Senate Bill Hopes To Stop Looted Syrian Artifacts From Reaching The U.S.

“Part of the underlying message I want to deliver is that if you’re involved in this in any way, you’re helping a terrorist organization,” one of the bill's sponsors tells BuzzFeed News.

ISTANBUL — A new Senate bill that aims to stop looted Syrian antiquities from being sold in the U.S. is also intended to telegraph a warning to American buyers.

Sen. Bob Casey, one of the bill’s three sponsors, said he hoped the new legislation would instill some fear in would-be buyers of the illicit artifacts helping to fund ISIS and other armed groups in the civil war. “Part of the underlying message I want to deliver is that if you’re involved in this in any way, you’re helping a terrorist organization,” he said in a phone interview with BuzzFeed News. “You’re not neutral.”

Some experts tracking the trade say there is little hard evidence that looted Syrian antiquities are being bought in the West on a significant scale. But others say that’s because middlemen on the black market keep the illegal origins of the looted items obscured, often using forged paperwork. Critics contend that some Western buyers either turn a blind eye to looted Syrian artifacts or don’t do enough to investigate their histories.

A recent BuzzFeed News investigation featured interviews with more than a dozen people working on the black market in Syria and across the border in Turkey who said they believed that many of the objects they sold would ultimately end up in the hands of buyers in the West.

“You have a significant market in the United States,” Casey said. “What we’re trying to do is cut that off.”

The bill would expand the Obama administration's authority to impose import restrictions on Syrian antiquities, lifting limitations on the president's power to issue emergency declarations passed under previous laws on protecting artifacts. A companion bill in the House of Representatives passed in June.

The looting and selling of antiquities in Syria helps to fund all sides of the conflict, from ISIS to Western-backed rebels and the Bashar al-Assad regime. For ISIS, it is one of many revenue sources of note, which also include activities such as oil sales, local extortion, and ransom kidnappings. “You can’t achieve the goal [of defeating ISIS] unless you’re cutting out their financing,” Casey said.

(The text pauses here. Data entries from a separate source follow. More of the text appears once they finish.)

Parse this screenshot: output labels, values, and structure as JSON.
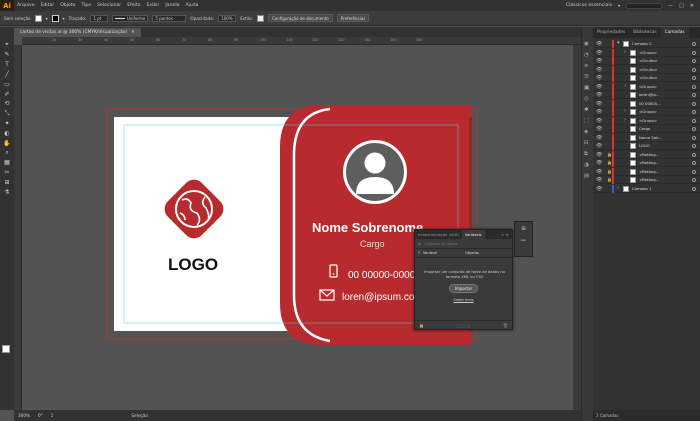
{
  "app": {
    "logo": "Ai"
  },
  "menu": [
    "Arquivo",
    "Editar",
    "Objeto",
    "Tipo",
    "Selecionar",
    "Efeito",
    "Exibir",
    "Janela",
    "Ajuda"
  ],
  "workspace": "Clássicos essenciais",
  "window_buttons": [
    "—",
    "□",
    "✕"
  ],
  "control": {
    "selection": "Sem seleção",
    "stroke_label": "Traçado:",
    "stroke_value": "1 pt",
    "profile": "Uniforme",
    "brush": "5 pontos ·",
    "opacity_label": "Opacidade:",
    "opacity_value": "100%",
    "style_label": "Estilo:",
    "doc_setup": "Configuração de documento",
    "preferences": "Preferências"
  },
  "document_tab": {
    "title": "cartao de visitas.ai @ 300% (CMYK/Visualização)",
    "close": "✕"
  },
  "ruler_ticks": [
    "20",
    "30",
    "40",
    "50",
    "60",
    "70",
    "80",
    "90",
    "100",
    "110",
    "120",
    "130",
    "140",
    "150",
    "160"
  ],
  "card": {
    "logo_text": "LOGO",
    "name": "Nome Sobrenome",
    "role": "Cargo",
    "phone": "00 00000-0000",
    "email": "loren@ipsum.com"
  },
  "variables": {
    "tabs": [
      "Infoestimulação (VAR)",
      "Variáveis"
    ],
    "menu_glyphs": [
      "«",
      "≡"
    ],
    "dataset_label": "Conjunto de dados",
    "col1": "Variável",
    "col2": "Objetos",
    "message": "Importar um conjunto de fonte de dados no formato XML ou CSV",
    "import_button": "Importar",
    "learn_more": "Saiba mais"
  },
  "status": {
    "zoom": "300%",
    "rotation": "0°",
    "page": "1",
    "tool": "Seleção"
  },
  "layers_panel": {
    "tabs": [
      "Propriedades",
      "Bibliotecas",
      "Camadas"
    ],
    "rows": [
      {
        "name": "Camada 2",
        "eye": "👁",
        "lock": "",
        "expander": "▾",
        "color": "#e03030"
      },
      {
        "name": "<Grupo>",
        "eye": "👁",
        "lock": "",
        "expander": "›",
        "color": "#e03030"
      },
      {
        "name": "<Oculto>",
        "eye": "👁",
        "lock": "",
        "expander": "",
        "color": "#e03030"
      },
      {
        "name": "<Oculto>",
        "eye": "👁",
        "lock": "",
        "expander": "",
        "color": "#e03030"
      },
      {
        "name": "<Oculto>",
        "eye": "👁",
        "lock": "",
        "expander": "",
        "color": "#e03030"
      },
      {
        "name": "<Grupo>",
        "eye": "👁",
        "lock": "",
        "expander": "›",
        "color": "#e03030"
      },
      {
        "name": "loren@ip...",
        "eye": "👁",
        "lock": "",
        "expander": "",
        "color": "#e03030"
      },
      {
        "name": "00 00000...",
        "eye": "👁",
        "lock": "",
        "expander": "",
        "color": "#e03030"
      },
      {
        "name": "<Grupo>",
        "eye": "👁",
        "lock": "",
        "expander": "›",
        "color": "#e03030"
      },
      {
        "name": "<Grupo>",
        "eye": "👁",
        "lock": "",
        "expander": "›",
        "color": "#e03030"
      },
      {
        "name": "Cargo",
        "eye": "👁",
        "lock": "",
        "expander": "",
        "color": "#e03030"
      },
      {
        "name": "Nome Sob...",
        "eye": "👁",
        "lock": "",
        "expander": "",
        "color": "#e03030"
      },
      {
        "name": "LOGO",
        "eye": "👁",
        "lock": "",
        "expander": "",
        "color": "#e03030"
      },
      {
        "name": "<Retâng...",
        "eye": "👁",
        "lock": "🔒",
        "expander": "",
        "color": "#e03030"
      },
      {
        "name": "<Retâng...",
        "eye": "👁",
        "lock": "🔒",
        "expander": "",
        "color": "#e03030"
      },
      {
        "name": "<Retâng...",
        "eye": "👁",
        "lock": "🔒",
        "expander": "",
        "color": "#e03030"
      },
      {
        "name": "<Retâng...",
        "eye": "👁",
        "lock": "🔒",
        "expander": "",
        "color": "#e03030"
      },
      {
        "name": "Camada 1",
        "eye": "👁",
        "lock": "",
        "expander": "›",
        "color": "#3b5bdb"
      }
    ],
    "footer": "2 Camadas"
  }
}
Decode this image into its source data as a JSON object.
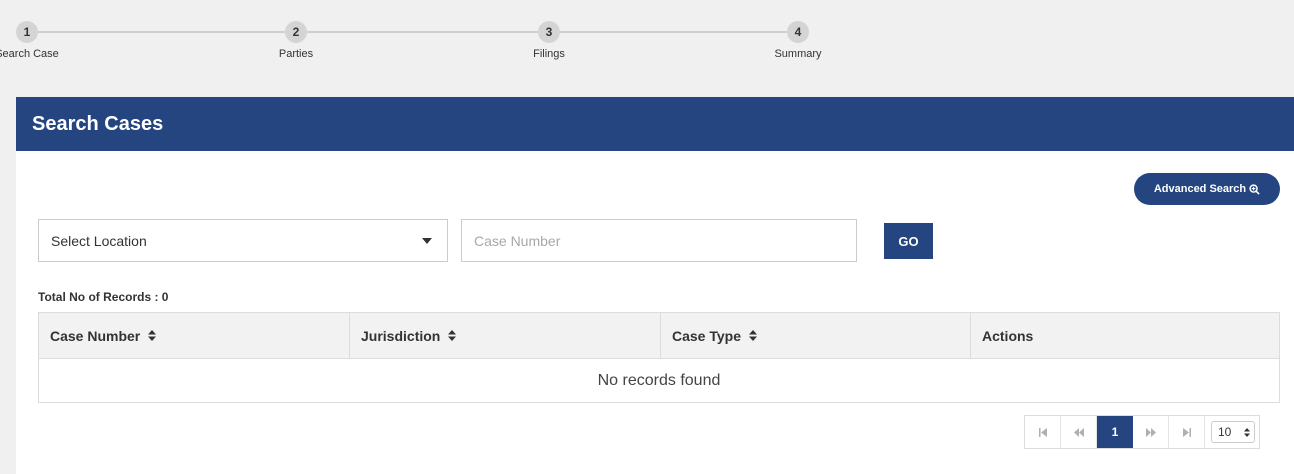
{
  "stepper": {
    "steps": [
      {
        "number": "1",
        "label": "Search Case"
      },
      {
        "number": "2",
        "label": "Parties"
      },
      {
        "number": "3",
        "label": "Filings"
      },
      {
        "number": "4",
        "label": "Summary"
      }
    ]
  },
  "panel": {
    "title": "Search Cases",
    "advanced_search_label": "Advanced Search",
    "location_select": {
      "selected": "Select Location"
    },
    "case_number": {
      "value": "",
      "placeholder": "Case Number"
    },
    "go_label": "GO",
    "total_records": "Total No of Records : 0"
  },
  "table": {
    "columns": [
      "Case Number",
      "Jurisdiction",
      "Case Type",
      "Actions"
    ],
    "empty_message": "No records found"
  },
  "pagination": {
    "current_page": "1",
    "page_size": "10"
  },
  "colors": {
    "primary": "#254580",
    "header_bg": "#f2f2f2",
    "border": "#dcdcdc"
  }
}
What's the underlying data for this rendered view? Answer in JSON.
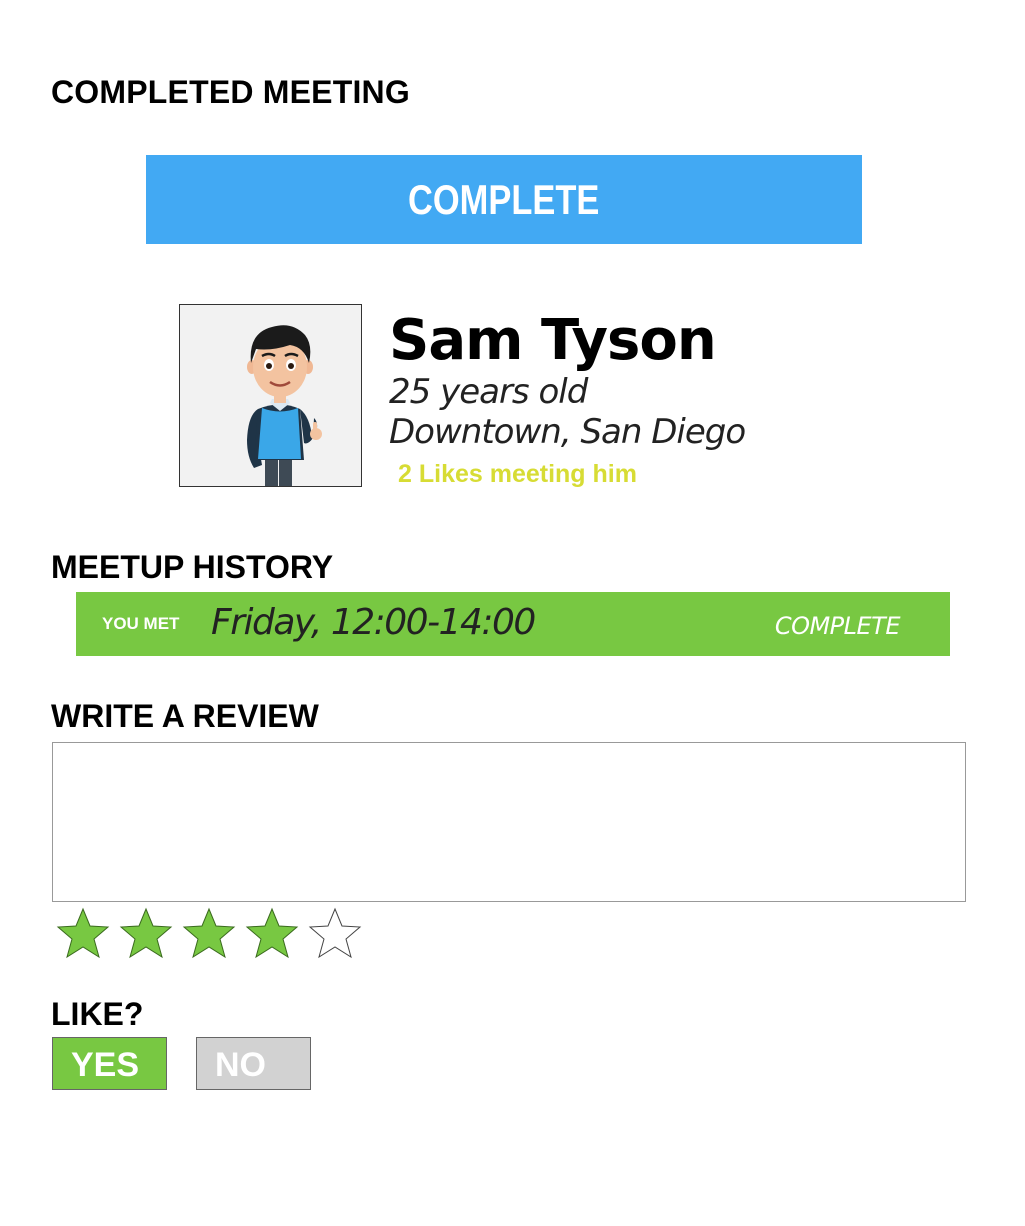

If Western buyers purchase illicit Syrian artifacts, then they help to fund the conflict, knowingly or not, said Jonathan Schanzer, an expert on terrorism finance at the Foundation for Defense of Democracies in Washington, D.C. “They’re not only supporting ISIS [and other groups], they’re eroding history,” he said.

Cracking down on illicit antiquities is famously difficult for law enforcement. The items often pass through many hands and via many countries, making their origins difficult to trace.

But Casey hopes the new bill will help to create a chilling effect. “If we can intimidate people at all to stay away from this,” he said, “we will have achieved a measure of success.”